Пропущенный вызов - стр. 25
Но чувство рухнувшей надежды было еще очень острым, и Лиза не могла пока убежать из реальности в свои сказочные королевства.
Она потерла виски кончиками пальцев в последней попытке сосредоточиться. Нет, бесполезно.
Лиза старалась не думать о Руслане, не вспоминать его большие сухие ладони, как он целовал ее, сначала осторожно и бережно, а потом все смелее, как крепко он держал ее в миг, когда она потерялась в нем…
Все это надо выбросить из головы, потому что тело предательски отзывается истомой, стоит только подумать о том, как они были вместе.
Но тогда Лизу начинали терзать мысли о несчастном Шишкине, о том, что она не успела его спасти. Несколькими днями раньше или даже несколькими часами, потому что бедняга Миханоша, если бы получил ее послание, скорее всего, сразу бы выкинул из головы кровожадные мысли. Для любого автора, даже безумного, главный приоритет – собственное творчество.
Вроде бы она не виновата, но с другой стороны, могла бы сразу сообразить, что имеет дело с сумасшедшим.
Шишкин не даст ей спокойно спать еще много лет. Быстрее забудется Руслан, чем она перестанет терзаться, что не предотвратила убийство журналиста.
Правда, на текущий момент мысли о Шишкине были, пожалуй, единственным, на чем она могла сосредоточиться и что отвлекало от переживаний о неслучившемся женском счастье.
Лиза набрала в поисковике его фамилию, Интернет услужливо отозвался кучей ссылок и картинок, и по первой же фотографии она вспомнила его.
Родители смотрели какой-то то ли круглый стол, то ли открытую студию, Шишкин метался по экрану как молния, поражая и ослепляя, а маленькая Лиза злилась, что ей не переключили на «Спокойной ночи», и с недетской мудростью думала, как можно быть таким дураком.
Усмехнувшись, Лиза стала открывать все страницы подряд, и вскоре картина стала ей ясна.
Дмитрий Павлович Шишкин был из тех журналистов, которым до зарезу необходим статус пророка и совести нации «в одном флаконе».
Весь он дышал мудростью, страстью и непримиримостью и с наступлением перестройки приобрел огромную популярность, бичуя социальные язвы.

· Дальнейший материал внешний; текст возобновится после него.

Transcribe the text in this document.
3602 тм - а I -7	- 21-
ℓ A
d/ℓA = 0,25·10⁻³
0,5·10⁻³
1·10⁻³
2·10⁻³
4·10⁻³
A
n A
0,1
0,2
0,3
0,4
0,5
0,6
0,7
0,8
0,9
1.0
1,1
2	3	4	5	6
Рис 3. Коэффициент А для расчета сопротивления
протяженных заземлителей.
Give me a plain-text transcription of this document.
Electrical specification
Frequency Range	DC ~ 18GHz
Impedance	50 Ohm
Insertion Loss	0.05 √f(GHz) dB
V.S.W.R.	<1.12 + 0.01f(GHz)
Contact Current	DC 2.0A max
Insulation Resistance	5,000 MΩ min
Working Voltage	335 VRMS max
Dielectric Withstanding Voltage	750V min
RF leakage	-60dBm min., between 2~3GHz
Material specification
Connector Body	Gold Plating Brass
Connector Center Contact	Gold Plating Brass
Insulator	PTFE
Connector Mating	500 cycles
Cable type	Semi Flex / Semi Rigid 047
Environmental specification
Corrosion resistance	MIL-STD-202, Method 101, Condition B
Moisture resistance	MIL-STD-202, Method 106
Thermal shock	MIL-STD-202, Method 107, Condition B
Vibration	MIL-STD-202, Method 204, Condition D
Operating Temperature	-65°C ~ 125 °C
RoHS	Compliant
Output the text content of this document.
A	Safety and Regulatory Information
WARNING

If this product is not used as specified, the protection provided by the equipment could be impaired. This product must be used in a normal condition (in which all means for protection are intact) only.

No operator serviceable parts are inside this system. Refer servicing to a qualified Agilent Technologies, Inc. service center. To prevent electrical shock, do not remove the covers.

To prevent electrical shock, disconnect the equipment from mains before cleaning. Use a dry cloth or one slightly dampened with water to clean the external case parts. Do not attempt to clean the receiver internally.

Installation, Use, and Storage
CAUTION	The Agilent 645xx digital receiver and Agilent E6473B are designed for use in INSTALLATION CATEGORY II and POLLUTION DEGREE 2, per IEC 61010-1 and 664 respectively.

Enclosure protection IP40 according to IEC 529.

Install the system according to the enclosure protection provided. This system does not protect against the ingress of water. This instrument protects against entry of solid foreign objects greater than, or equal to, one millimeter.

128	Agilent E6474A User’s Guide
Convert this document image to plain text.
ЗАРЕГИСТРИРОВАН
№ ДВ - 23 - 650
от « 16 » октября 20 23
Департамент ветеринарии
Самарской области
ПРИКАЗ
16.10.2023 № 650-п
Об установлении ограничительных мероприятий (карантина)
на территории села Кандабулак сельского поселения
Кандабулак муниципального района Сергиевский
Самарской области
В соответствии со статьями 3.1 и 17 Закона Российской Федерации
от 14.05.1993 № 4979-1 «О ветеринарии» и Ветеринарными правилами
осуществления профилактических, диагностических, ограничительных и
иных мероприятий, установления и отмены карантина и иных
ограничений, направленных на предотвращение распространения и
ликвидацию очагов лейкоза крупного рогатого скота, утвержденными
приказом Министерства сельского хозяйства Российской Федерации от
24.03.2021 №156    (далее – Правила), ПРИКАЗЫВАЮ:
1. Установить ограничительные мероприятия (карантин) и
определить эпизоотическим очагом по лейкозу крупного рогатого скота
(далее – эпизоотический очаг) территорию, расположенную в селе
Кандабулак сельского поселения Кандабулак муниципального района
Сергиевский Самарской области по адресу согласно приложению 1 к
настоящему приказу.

Со временем вакуум в головах советских граждан заполнился, кое-кто начал думать самостоятельно, кое-кто вовсе перестал это делать, но понемногу до людей стала доходить мысль, что социальные язвы надо не бичевать, а исцелять, но это требует не криков, а тихого упорного труда, и интерес к Дмитрию Павловичу постепенно сошел на нет.
Он подвизался в каких-то сомнительных проектах, связанных уже не с политикой, а с личной жизнью, где люди с упоением трясли своим грязным бельем, но даже апеллирование к самым низким и темным сторонам человеческой натуры не дало результатов – его не хотели знать, и программы закрывались.